Ce sont les questions que se posent tout chef d’entreprise et sur lesquelles force est de constater que les notaires ou futurs notaires qui vont créer sont peu ou pas accompagnés. Le business model de Notairia est de pouvoir les accompagner dans cette nouvelle organisation en mettant à leur disposition une série de supports.
L.T. : Est-ce que pour votre business model vous prenez en compte l’interprofessionnalité ?
G.M. : On ne l’exclut pas, on regarde chaque projet individuel. Aujourd’hui, la plupart des notaires que nous avons rencontré souhaite s’installer de manière monoprofessionnelle. Notre conception de l’interprofessionnalité est qu’elle ne s’impose pas. On ne peut pas imposer à ses clients d’avoir une structure qui propose à la fois du conseil, de la défense avec des avocats, un appui du chiffre avec des experts comptables…
L’interprofessionnalité peut marcher à partir du moment où elle est issue de l’analyse des besoins des clients et non pas de l’organisation qu’on veut leur proposer.
L.T. : Concrètement, comment allez-vous aider les futurs créateurs d’office ?
G.M. : On les accompagne tant dans la phase d’installation que dans la phase de gestion.
Dans la phase d’installation, cela va de l’étude d’implantation avec un accompagnement sur le montage budgétaire et juridique de leur office, la recherche de financement, l’aménagement de leur office avec un plan de formation initiale tant sur leur nouvelle casquette de chef d’entreprise manager que de conseil relation-client. L’objectif est de leur faire gagner du temps et d’avoir des outils leur permettant d’avoir une identité forte dès la création de leur office.
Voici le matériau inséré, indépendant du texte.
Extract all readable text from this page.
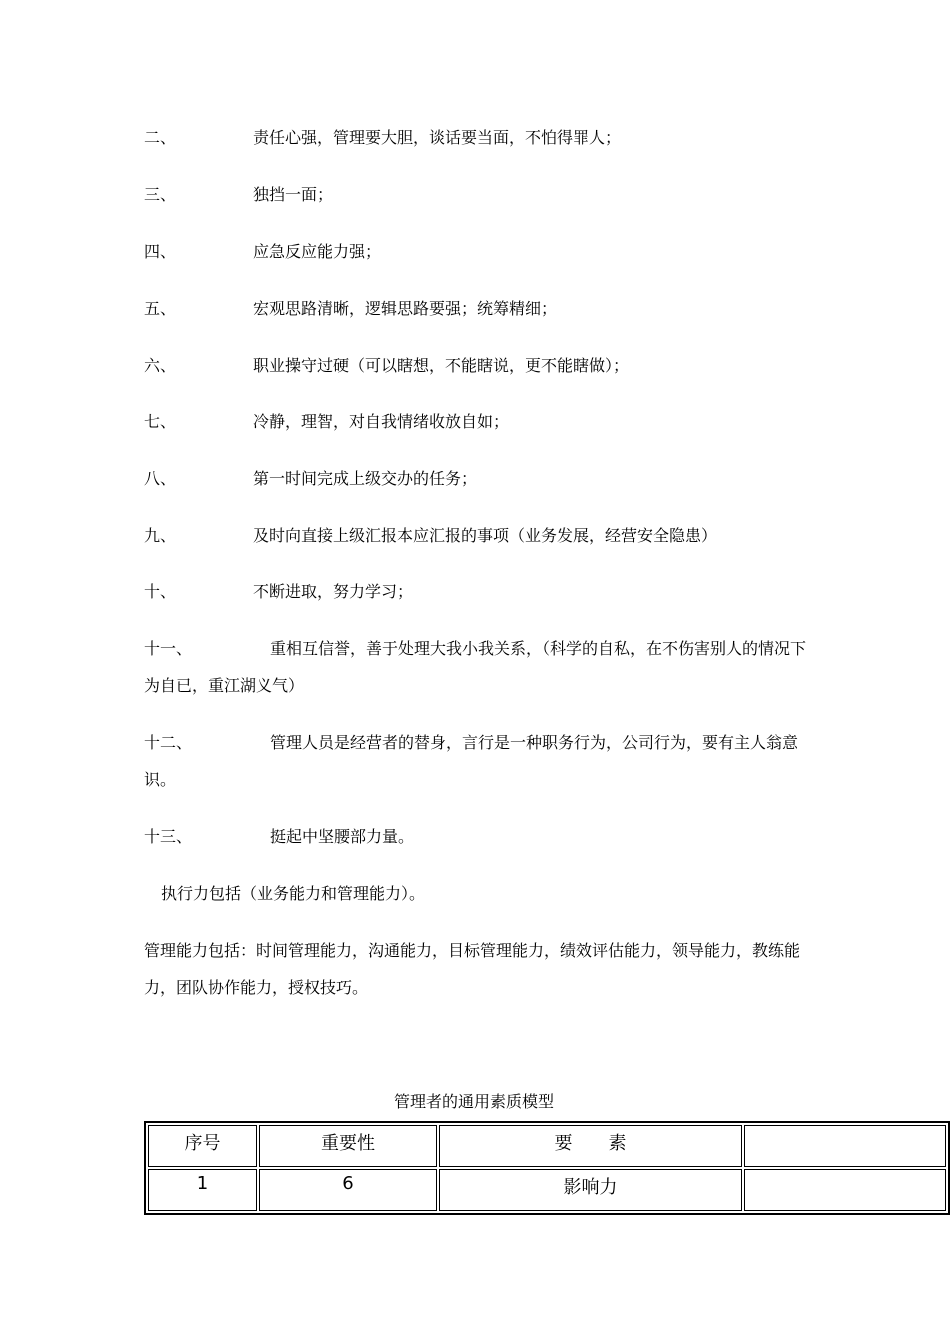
二、	责任心强，管理要大胆，谈话要当面，不怕得罪人；
三、	独挡一面；
四、	应急反应能力强；
五、	宏观思路清晰，逻辑思路要强；统筹精细；
六、	职业操守过硬（可以瞎想，不能瞎说，更不能瞎做）；
七、	冷静，理智，对自我情绪收放自如；
八、	第一时间完成上级交办的任务；
九、	及时向直接上级汇报本应汇报的事项（业务发展，经营安全隐患）
十、	不断进取，努力学习；
十一、	重相互信誉，善于处理大我小我关系，（科学的自私，在不伤害别人的情况下为自已，重江湖义气）
十二、	管理人员是经营者的替身，言行是一种职务行为，公司行为，要有主人翁意识。
十三、	挺起中坚腰部力量。
执行力包括（业务能力和管理能力）。
管理能力包括：时间管理能力，沟通能力，目标管理能力，绩效评估能力，领导能力，教练能力，团队协作能力，授权技巧。
管理者的通用素质模型
序号	重要性	要　　素	
1	6	影响力	
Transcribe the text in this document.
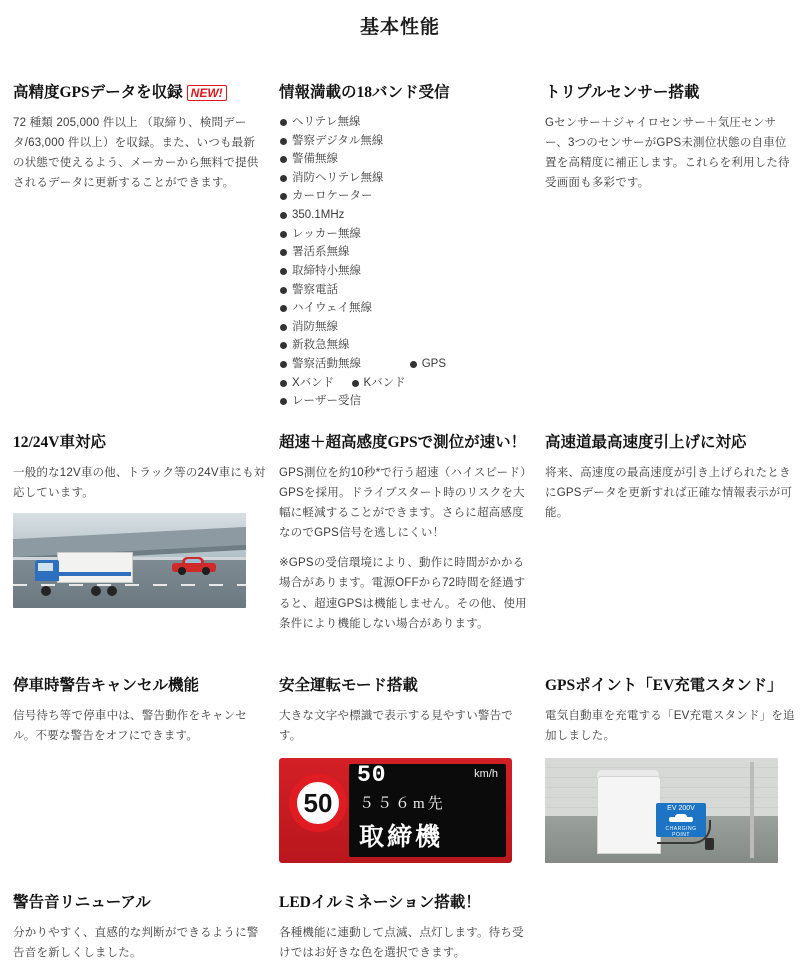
基本性能
高精度GPSデータを収録 NEW!

72 種類 205,000 件以上 （取締り、検問データ/63,000 件以上）を収録。また、いつも最新の状態で使えるよう、メーカーから無料で提供されるデータに更新することができます。

情報満載の18バンド受信
ヘリテレ無線 警察デジタル無線 警備無線 消防ヘリテレ無線 カーロケーター 350.1MHz レッカー無線 署活系無線 取締特小無線 警察電話 ハイウェイ無線 消防無線 新救急無線 警察活動無線	GPS Xバンド	Kバンド レーザー受信
トリプルセンサー搭載

Gセンサー＋ジャイロセンサー＋気圧センサー、3つのセンサーがGPS未測位状態の自車位置を高精度に補正します。これらを利用した待受画面も多彩です。

12/24V車対応

一般的な12V車の他、トラック等の24V車にも対応しています。

超速＋超高感度GPSで測位が速い！

GPS測位を約10秒*で行う超速（ハイスピード）GPSを採用。ドライブスタート時のリスクを大幅に軽減することができます。さらに超高感度なのでGPS信号を逃しにくい！

※GPSの受信環境により、動作に時間がかかる場合があります。電源OFFから72時間を経過すると、超速GPSは機能しません。その他、使用条件により機能しない場合があります。

高速道最高速度引上げに対応

将来、高速度の最高速度が引き上げられたときにGPSデータを更新すれば正確な情報表示が可能。

停車時警告キャンセル機能

信号待ち等で停車中は、警告動作をキャンセル。不要な警告をオフにできます。

安全運転モード搭載

大きな文字や標識で表示する見やすい警告です。

50	km/h
５５６m先
取締機
50
GPSポイント「EV充電スタンド」

電気自動車を充電する「EV充電スタンド」を追加しました。

EV 200V
CHARGING POINT
警告音リニューアル

分かりやすく、直感的な判断ができるように警告音を新しくしました。

LEDイルミネーション搭載！

各種機能に連動して点滅、点灯します。待ち受けではお好きな色を選択できます。
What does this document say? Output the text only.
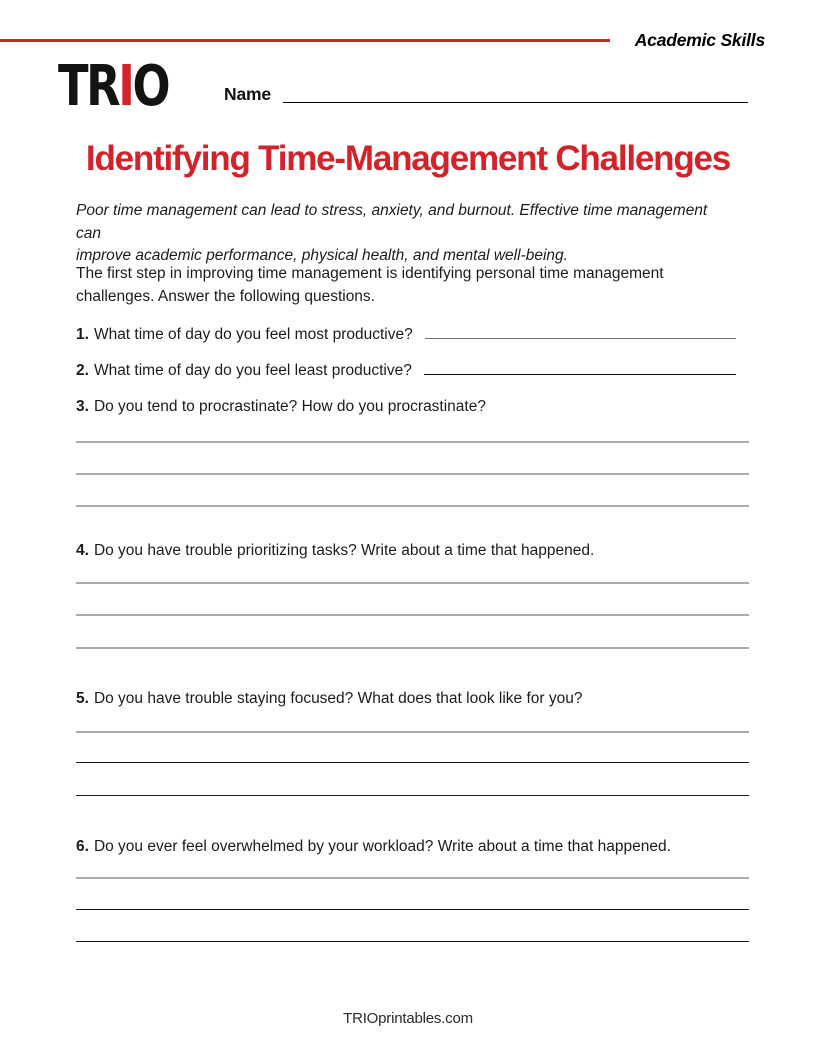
Academic Skills
TRIO	Name
Identifying Time-Management Challenges
Poor time management can lead to stress, anxiety, and burnout. Effective time management can
improve academic performance, physical health, and mental well-being.
The first step in improving time management is identifying personal time management
challenges. Answer the following questions.
1. What time of day do you feel most productive?
2. What time of day do you feel least productive?
3. Do you tend to procrastinate? How do you procrastinate?
4. Do you have trouble prioritizing tasks? Write about a time that happened.
5. Do you have trouble staying focused? What does that look like for you?
6. Do you ever feel overwhelmed by your workload? Write about a time that happened.
TRIOprintables.com
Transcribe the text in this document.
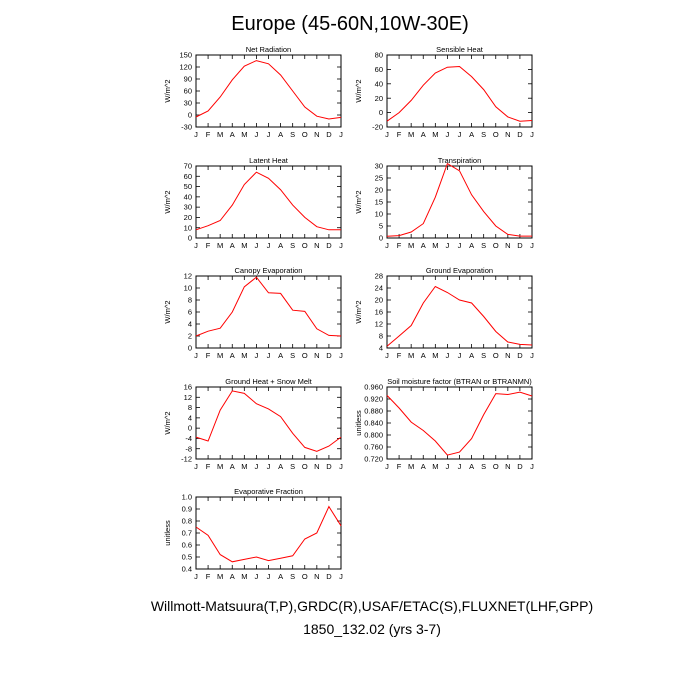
Europe (45-60N,10W-30E)
Net Radiation
J F M A M J J A S O N D J
150
120
90
60
30
0
-30
W/m^2
Sensible Heat
J F M A M J J A S O N D J
80
60
40
20
0
-20
W/m^2
Latent Heat
J F M A M J J A S O N D J
70
60
50
40
30
20
10
0
W/m^2
Transpiration
J F M A M J J A S O N D J
30
25
20
15
10
5
0
W/m^2
Canopy Evaporation
J F M A M J J A S O N D J
12
10
8
6
4
2
0
W/m^2
Ground Evaporation
J F M A M J J A S O N D J
28
24
20
16
12
8
4
W/m^2
Ground Heat + Snow Melt
J F M A M J J A S O N D J
16
12
8
4
0
-4
-8
-12
W/m^2
Soil moisture factor (BTRAN or BTRANMN)
J F M A M J J A S O N D J
0.960
0.920
0.880
0.840
0.800
0.760
0.720
unitless
Evaporative Fraction
J F M A M J J A S O N D J
1.0
0.9
0.8
0.7
0.6
0.5
0.4
unitless
Willmott-Matsuura(T,P),GRDC(R),USAF/ETAC(S),FLUXNET(LHF,GPP)
1850_132.02 (yrs 3-7)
Dans la phase de gestion de leur office, nous les accompagnons avec 3 grands supports :
Des supports de métiers avec un pôle de formalités, de rédaction d’actes et d’ingénierie patrimoniale,
Des outils de pilotage de leur office et de stratégie leur permettant d’aller jusqu’à la certification de la norme ISO 9001,
Des supports de communication client pour leur site Internet, leur support, l’imprimerie et une communication réseau dédiée leur permettant de développer leur activité.
On favorise ainsi le développement de notaires indépendants, totalement libres en tant que chef d’entreprise et qui n’appartiennent à aucune structure.
L.T. : Que diriez-vous à un jeune notaire qui hésite à sauter le pas de l’installation ?
G.M. : Je lui dirai qu’aujourd’hui il a une opportunité exceptionnelle de créer son office car jusqu’à présent les possibilités étaient très rares par la voie du concours, et très difficiles. Il faut qu’il réfléchisse bien à son projet, mais le principal risque serait de voir les autres diplômés notaires s’installer territorialement, de compléter cette fameuse cartographie de futurs notaires et quand elle sera complète de se dire qu’il aurait dû y aller. Aujourd’hui est une chance pour des personnes qui ont une dizaine d’années d’expérience, qui se sentent prêtes, sont formées, ont travaillé à leurs projets, souhaitent être indépendants et ont un état d’esprit d’entrepreneur. C’est un train qui ne passera peut-être pas plusieurs fois…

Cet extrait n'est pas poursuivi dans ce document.